Reconfinement : à Lyon, les indépendants défilent en cape noire sur la marche funèbre de Chopin
Le mouvement prend de l’ampleur. Plus de 300 commerçants et indépendants se sont rassemblés, lundi 9 novembre, devant les grilles de la préfecture de Lyon, contre une trentaine le lundi précédent, afin de protester contre la fermeture administrative de leurs établissements. Les professionnels de tous secteurs réclament désormais l’accès aux indemnités de chômage, et demandent aux assurances d’indemniser leurs pertes. Inspirés par leurs collègues de Toulouse, qui ont tourné une vidéo sur la place du Capitole, en mimant leurs chutes, les commerçants lyonnais ont revêtu des capes noires et porté un cercueil, au son de la marche funèbre de Chopin, en faisant le tour de la préfecture.
Une délégation a été reçue par le chef de cabinet du préfet de région. « Nous proposons des protocoles renforcés, nous avons parfaitement conscience de la situation sanitaire, nous sommes responsables, mais tout est balayé d’un revers de manche », dit en ressortant Thierry Fontaine, président de l’Union des métiers et des industries de l’hôtellerie (UMIH).
« Je ne comprends pas pourquoi nous sommes diabolisés. Nous savons parfaitement gérer les mesures de précaution. Si nous ne reprenons pas début décembre, nous ne tiendrons pas le coup », déclare ainsi Christian Têtedoie. Le chef étoilé est au premier rang de la manifestation pacifique, brandissant une pancarte sur fond noir : « Laissez-nous travailler ! » Sa présence marque une étape dans la mobilisation des indépendants. M. Têtedoie emploie 170 salariés, tous au chômage partiel, et avoue son désarroi : « à 60 ans, j’ai l’impression que je dois racheter ma propre entreprise, toutes les charges continuent, la dette s’accumule. »
« On se sent très seuls »
A ses côtés, des anonymes partagent le même ressentiment, à leur échelle. Fabien Laurier emploie treize salariés dans un salon de coiffure, et pense que le maintien de l’activité était jouable : « Après le premier confinement, nous nous étions équipés en matériel jetable, nous avions redémarré. » Le commerçant déplore les effets pervers des fermetures administratives : « Cette situation engendre du travail au noir, des coiffeurs vont chez les uns, chez les autres, les décisions arbitraires mènent à des pratiques dissimulées. Le “click and collect” cache parfois de la vente pure et simple. » Son épouse tient une boutique de prêt à porter dans la même rue du 4e arrondissement. « Toute ma collection d’hiver est livrée, stockée et payée, je n’ai plus aucun salaire, on se sent très seuls », confie Séverine.

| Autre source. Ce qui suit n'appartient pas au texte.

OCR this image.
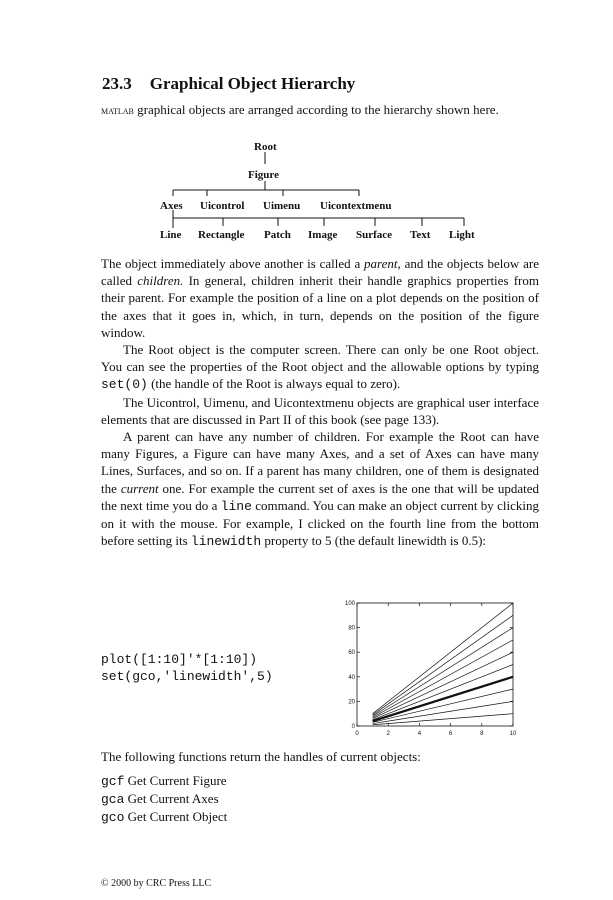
23.3 Graphical Object Hierarchy
matlab graphical objects are arranged according to the hierarchy shown here.
Root
Figure
Axes Uicontrol Uimenu Uicontextmenu
Line Rectangle Patch Image Surface Text Light
The object immediately above another is called a parent, and the objects below are called children. In general, children inherit their handle graphics properties from their parent. For example the position of a line on a plot depends on the position of the axes that it goes in, which, in turn, depends on the position of the figure window.
The Root object is the computer screen. There can only be one Root object. You can see the properties of the Root object and the allowable options by typing set(0) (the handle of the Root is always equal to zero).
The Uicontrol, Uimenu, and Uicontextmenu objects are graphical user interface elements that are discussed in Part II of this book (see page 133).
A parent can have any number of children. For example the Root can have many Figures, a Figure can have many Axes, and a set of Axes can have many Lines, Surfaces, and so on. If a parent has many children, one of them is designated the current one. For example the current set of axes is the one that will be updated the next time you do a line command. You can make an object current by clicking on it with the mouse. For example, I clicked on the fourth line from the bottom before setting its linewidth property to 5 (the default linewidth is 0.5):
plot([1:10]'*[1:10])
set(gco,'linewidth',5)
0	2	4	6	8	10
0
20
40
60
80
100
The following functions return the handles of current objects:
gcf Get Current Figure
gca Get Current Axes
gco Get Current Object
© 2000 by CRC Press LLC
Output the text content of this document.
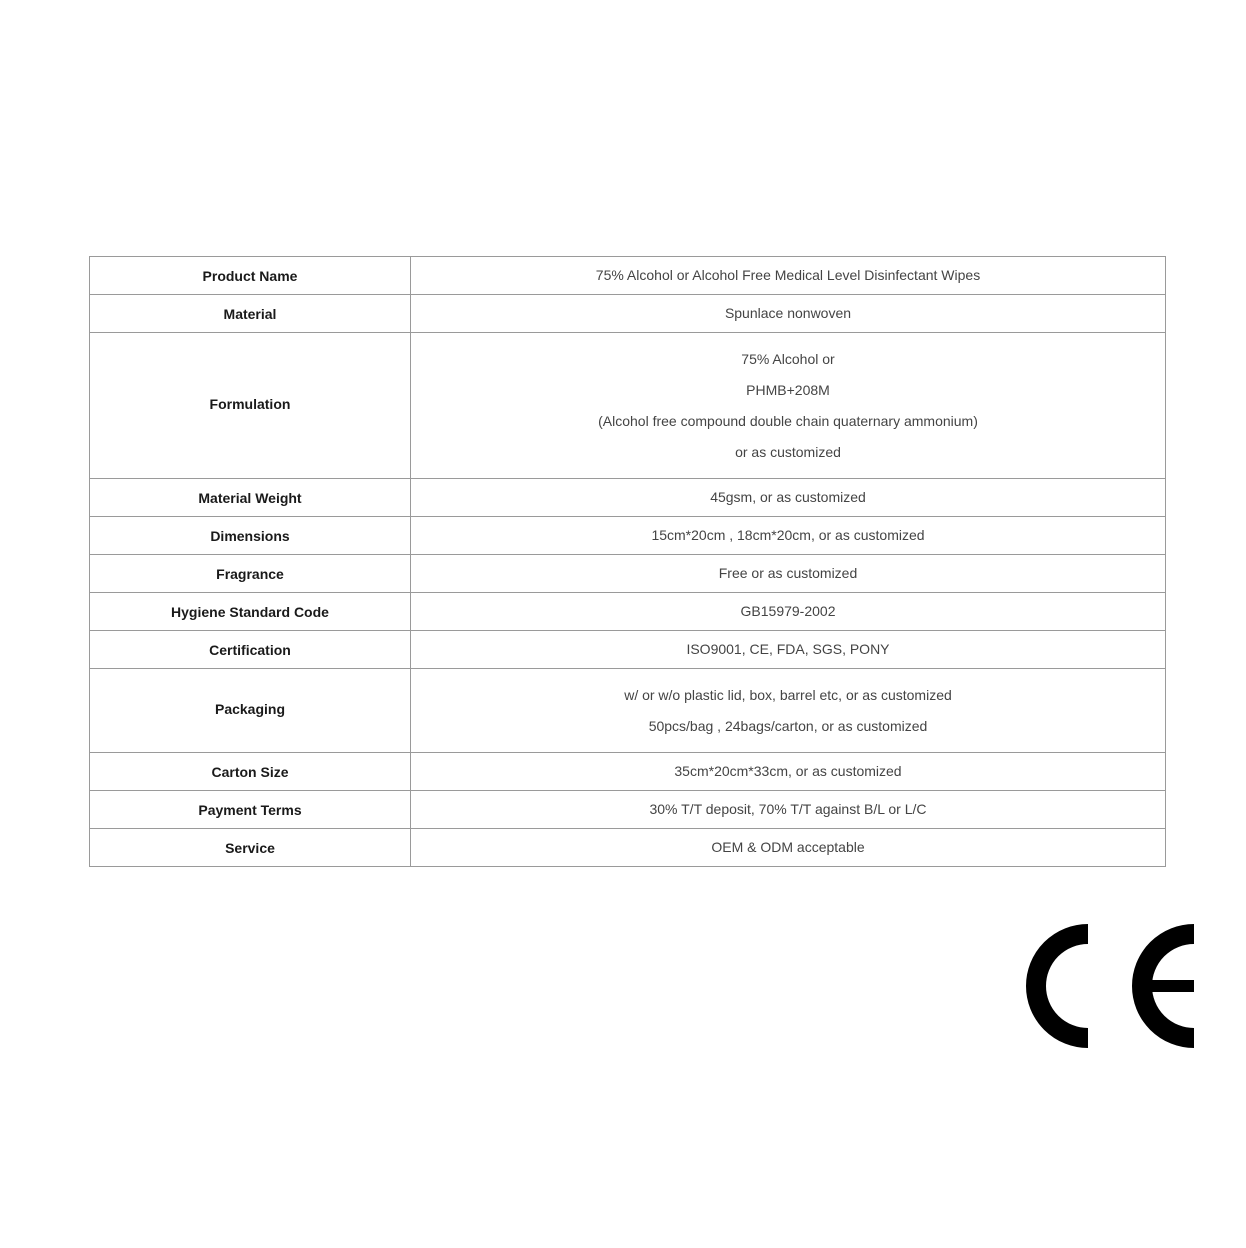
Product Name	75% Alcohol or Alcohol Free Medical Level Disinfectant Wipes

Material	Spunlace nonwoven

Formulation	75% Alcohol or
PHMB+208M
(Alcohol free compound double chain quaternary ammonium)
or as customized

Material Weight	45gsm, or as customized

Dimensions	15cm*20cm , 18cm*20cm, or as customized

Fragrance	Free or as customized

Hygiene Standard Code	GB15979-2002

Certification	ISO9001, CE, FDA, SGS, PONY

Packaging	w/ or w/o plastic lid, box, barrel etc, or as customized
50pcs/bag , 24bags/carton, or as customized

Carton Size	35cm*20cm*33cm, or as customized

Payment Terms	30% T/T deposit, 70% T/T against B/L or L/C

Service	OEM & ODM acceptable
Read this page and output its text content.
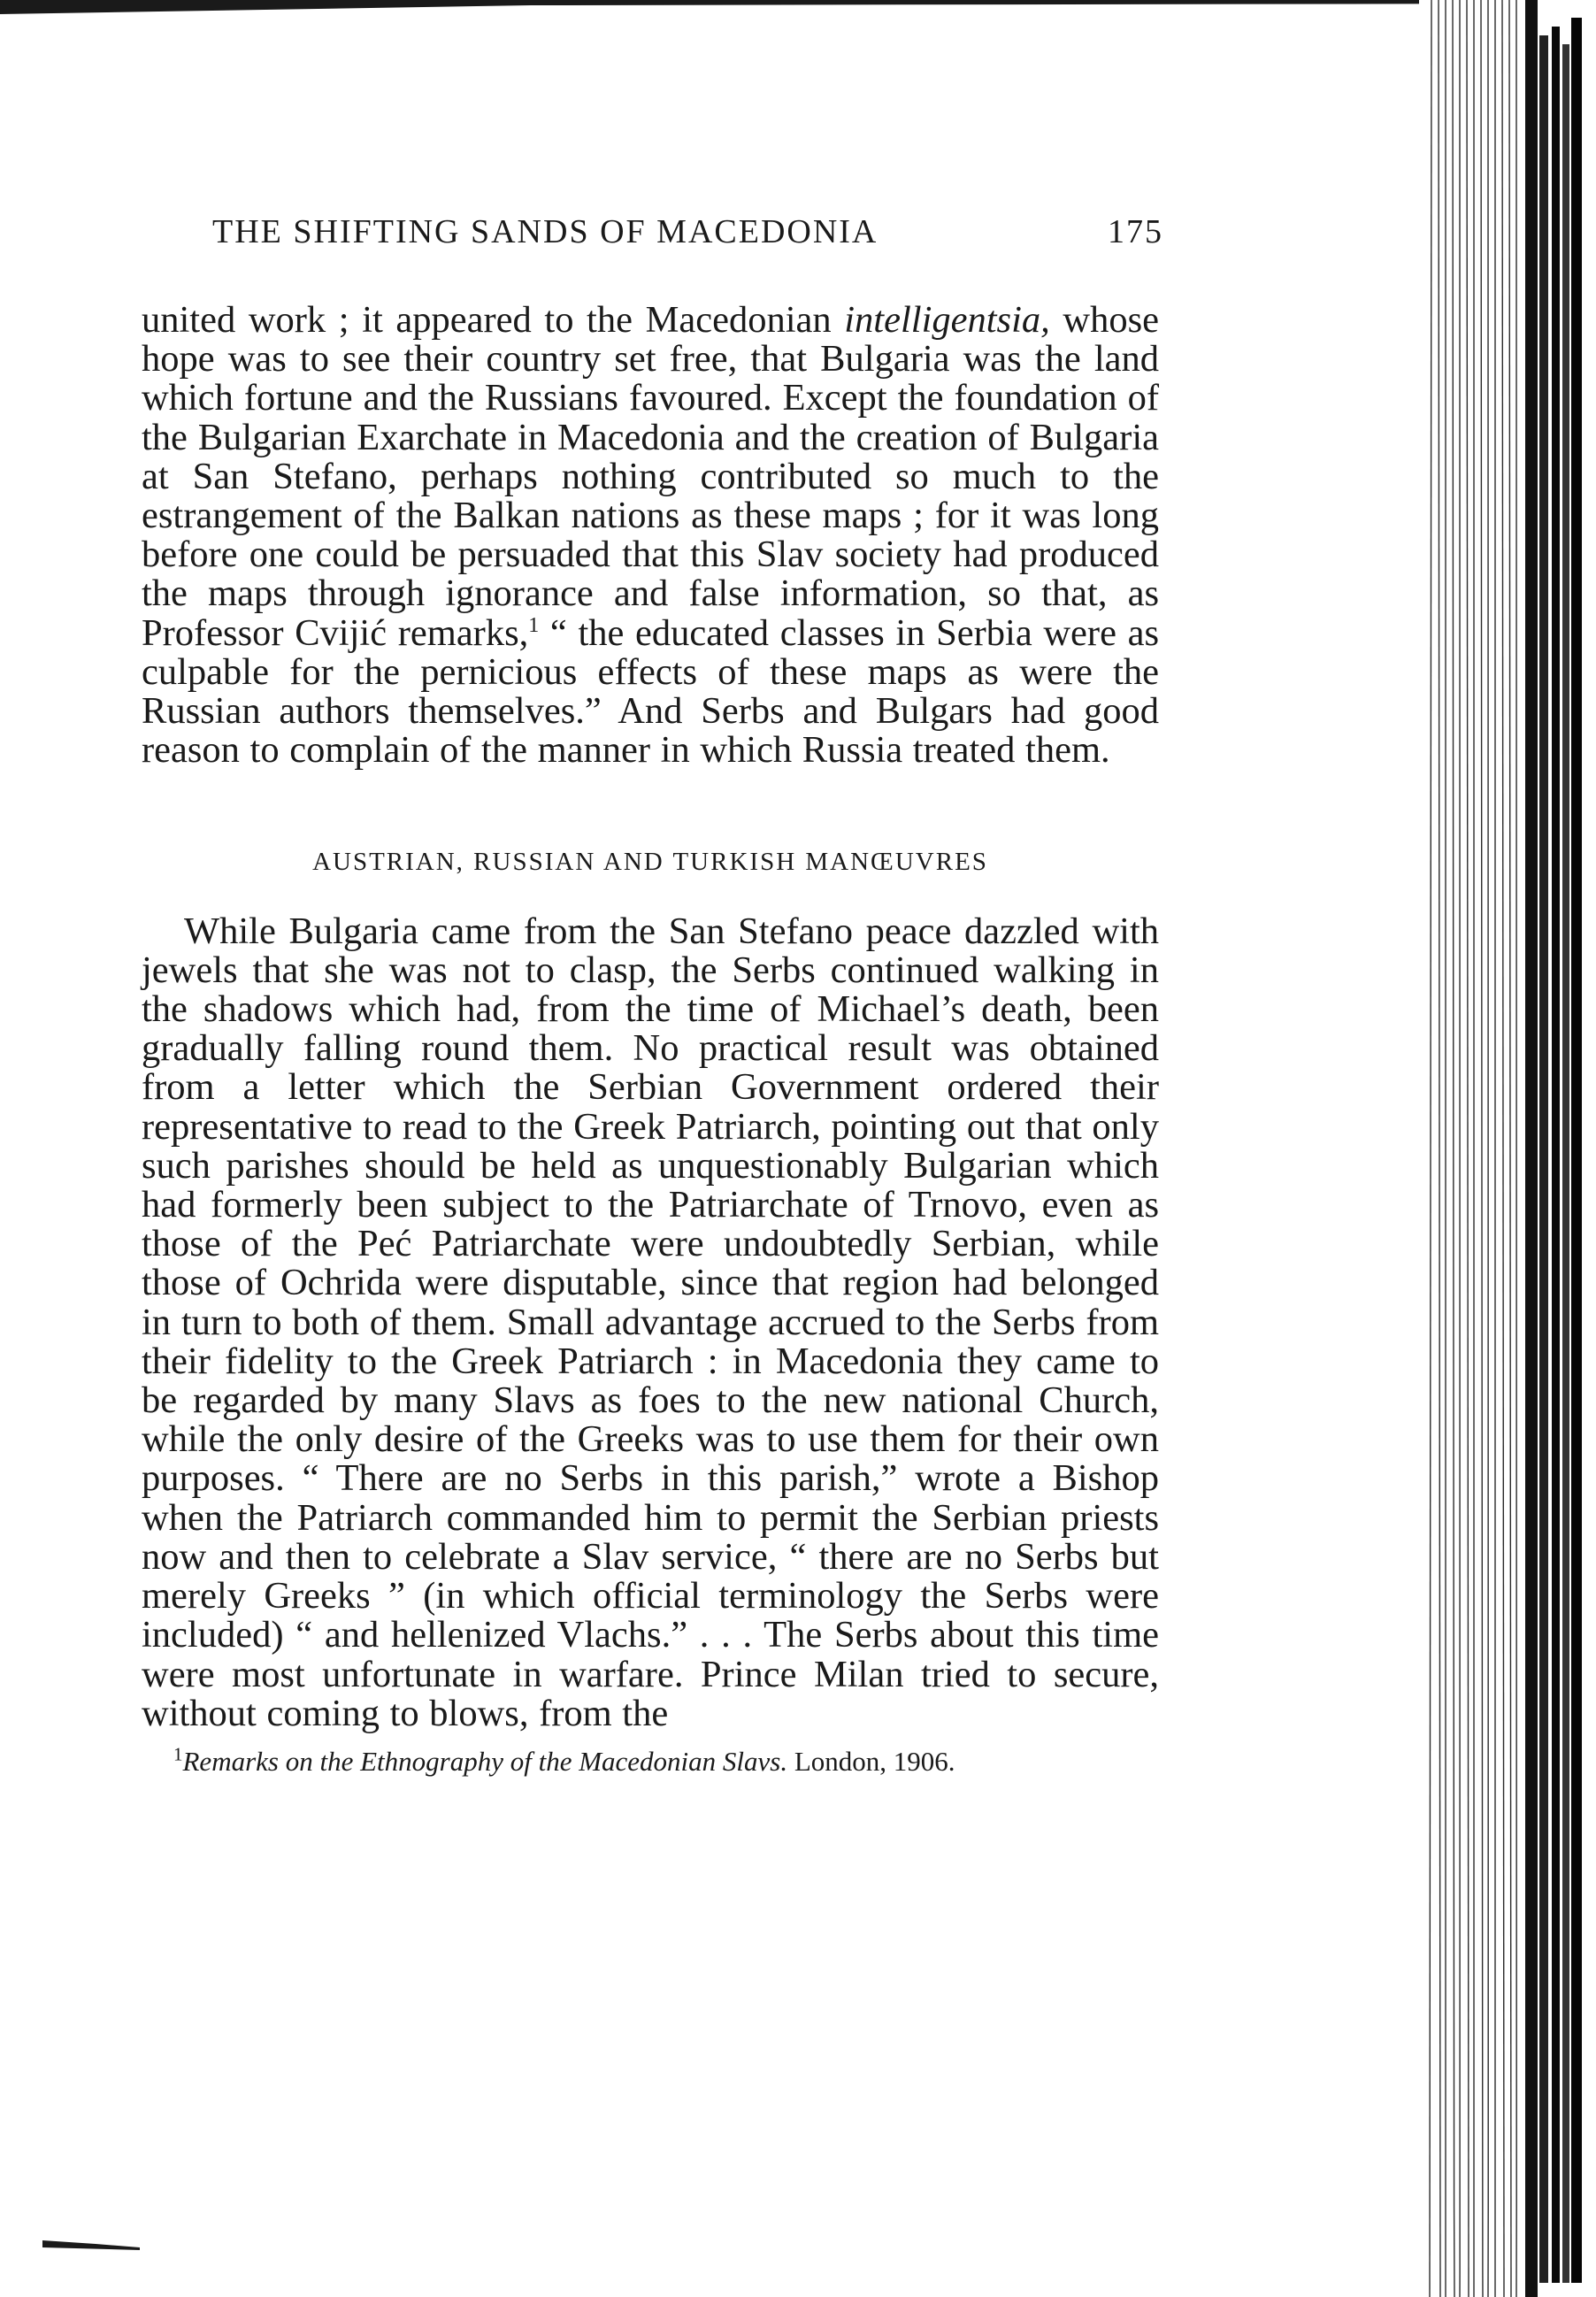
THE SHIFTING SANDS OF MACEDONIA	175

united work ; it appeared to the Macedonian intelligentsia, whose hope was to see their country set free, that Bulgaria was the land which fortune and the Russians favoured. Except the foundation of the Bulgarian Exarchate in Macedonia and the creation of Bulgaria at San Stefano, perhaps nothing contributed so much to the estrangement of the Balkan nations as these maps ; for it was long before one could be persuaded that this Slav society had produced the maps through ignorance and false information, so that, as Professor Cvijić remarks,$^1$ “ the educated classes in Serbia were as culpable for the pernicious effects of these maps as were the Russian authors themselves.” And Serbs and Bulgars had good reason to complain of the manner in which Russia treated them.

AUSTRIAN, RUSSIAN AND TURKISH MANŒUVRES

While Bulgaria came from the San Stefano peace dazzled with jewels that she was not to clasp, the Serbs continued walking in the shadows which had, from the time of Michael’s death, been gradually falling round them. No practical result was obtained from a letter which the Serbian Government ordered their representative to read to the Greek Patriarch, pointing out that only such parishes should be held as unquestionably Bulgarian which had formerly been subject to the Patriarchate of Trnovo, even as those of the Peć Patriarchate were undoubtedly Serbian, while those of Ochrida were disputable, since that region had belonged in turn to both of them. Small advantage accrued to the Serbs from their fidelity to the Greek Patriarch : in Macedonia they came to be regarded by many Slavs as foes to the new national Church, while the only desire of the Greeks was to use them for their own purposes. “ There are no Serbs in this parish,” wrote a Bishop when the Patriarch commanded him to permit the Serbian priests now and then to celebrate a Slav service, “ there are no Serbs but merely Greeks ” (in which official terminology the Serbs were included) “ and hellenized Vlachs.” . . . The Serbs about this time were most unfortunate in warfare. Prince Milan tried to secure, without coming to blows, from the

$^1$Remarks on the Ethnography of the Macedonian Slavs. London, 1906.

Le sentiment d’abattement et d’incompréhension s’ajoute à la révolte contre les grandes surfaces, les plates-formes de commandes en ligne, à qui le gouvernement n’applique pas les mêmes contraintes. « Les gens peuvent s’entasser dans les supermarchés et on nous demande de fermer alors que nous régulons parfaitement le passage de notre clientèle », soutient Alexandra Le Creff, patronne de la maroquinerie Barret.
Son magasin de 400 m2 a augmenté de 20 % son activité au cours des deux derniers mois. Tout le stock d’hiver est acheté. Cette fois, le doute s’installe. Mme Le Creff a pris ses produits en photo et utilise Instagram et les réseaux sociaux, sans illusion : « Internet, ce n’est pas l’avenir du petit commerce, notre métier c’est le conseil, l’accompagnement, le choix. Les clients aiment toucher, comparer, voir, chez nous ils sont en sécurité. Nous faisons du lien social et ça, ce n’est pas numérique ! »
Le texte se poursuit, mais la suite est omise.